Elizabeth found the pup screaming and begging for food on her pilgrimage to Shravanabelagola. She was aware that some Indian dogs carried rabies, but she also knew that many dogs were simply malnourished, neglected or physically abused and not at all dangerous.

Elizabeth went up and down the hill that day, at least six times to check on the pup, hoping for a miracle. Seeing her distress Shinson, her driver for that day, decided to help. To her amazement, he suggested that they turn back and retrieve the pup.

It was difficult to locate the pup in the dark, but they did and brought him all the way to Bengaluru. Since it was too late in the evening, no rescue centres would take in the pup. It was Shinson who finally guided her to my pet boarding home.

The pup came to the pet boarding home with lots of health issues, and my staff did their best. We named him Gomta.

A couple of months passed under the careful supervision of the doctor and my staff, and Gomta got better. He grew up to be a cute little mischievous pup who loved playing with other dogs.

Elizabeth and Mark had made enquiries regarding the quarantine and transportation of Gomta to Australia. With all the details required for safe transportation in hand, Gomta got a passport of his own and was ready to travel.

The Australian quarantine authority was strict that the pet should stay in a host country for 180 days before arriving in Australia. This was to ensure the animal is disease-free. Elizabeth made arrangements for Gomta to arrive in Singapore as it was one of the countries approved by the Australian authorities.

I also had to train Gomta to stay in the transportation crate. An airline approved crate was purchased and Gomta was slowly trained to stay in it for a few hours every day.

It was finally October 2011 and we had to say goodbye to Gomta. The airport staff were quite interested to hear Gomta’s story.

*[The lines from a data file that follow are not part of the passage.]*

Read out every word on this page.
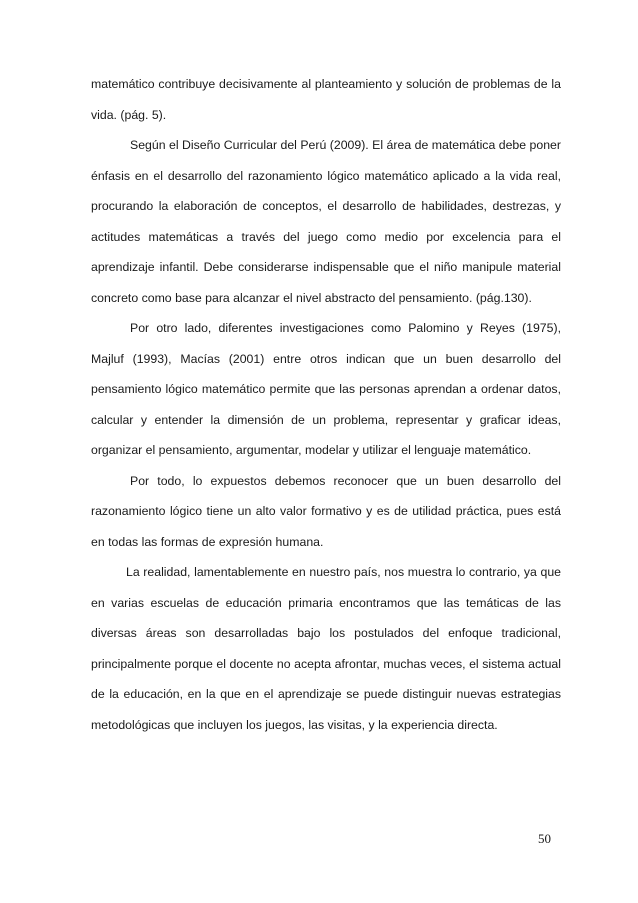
matemático contribuye decisivamente al planteamiento y solución de problemas de la vida. (pág. 5).

Según el Diseño Curricular del Perú (2009). El área de matemática debe poner énfasis en el desarrollo del razonamiento lógico matemático aplicado a la vida real, procurando la elaboración de conceptos, el desarrollo de habilidades, destrezas, y actitudes matemáticas a través del juego como medio por excelencia para el aprendizaje infantil. Debe considerarse indispensable que el niño manipule material concreto como base para alcanzar el nivel abstracto del pensamiento. (pág.130).

Por otro lado, diferentes investigaciones como Palomino y Reyes (1975), Majluf (1993), Macías (2001) entre otros indican que un buen desarrollo del pensamiento lógico matemático permite que las personas aprendan a ordenar datos, calcular y entender la dimensión de un problema, representar y graficar ideas, organizar el pensamiento, argumentar, modelar y utilizar el lenguaje matemático.

Por todo, lo expuestos debemos reconocer que un buen desarrollo del razonamiento lógico tiene un alto valor formativo y es de utilidad práctica, pues está en todas las formas de expresión humana.

La realidad, lamentablemente en nuestro país, nos muestra lo contrario, ya que en varias escuelas de educación primaria encontramos que las temáticas de las diversas áreas son desarrolladas bajo los postulados del enfoque tradicional, principalmente porque el docente no acepta afrontar, muchas veces, el sistema actual de la educación, en la que en el aprendizaje se puede distinguir nuevas estrategias metodológicas que incluyen los juegos, las visitas, y la experiencia directa.

50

Gomta then left for Singapore. Elizabeth and I were in touch throughout with the Singaporean airport authorities to ensure Gomta’s travel status. Elizabeth even made a special trip to Singapore to meet Gomta.

Gomta finally arrived in the city of Melbourne on April 16, 2012, and stayed in quarantine for one month before he went to his Australian parents.

My family and I get to visit Gomta every year as my daughter, Preethi, lives in Melbourne.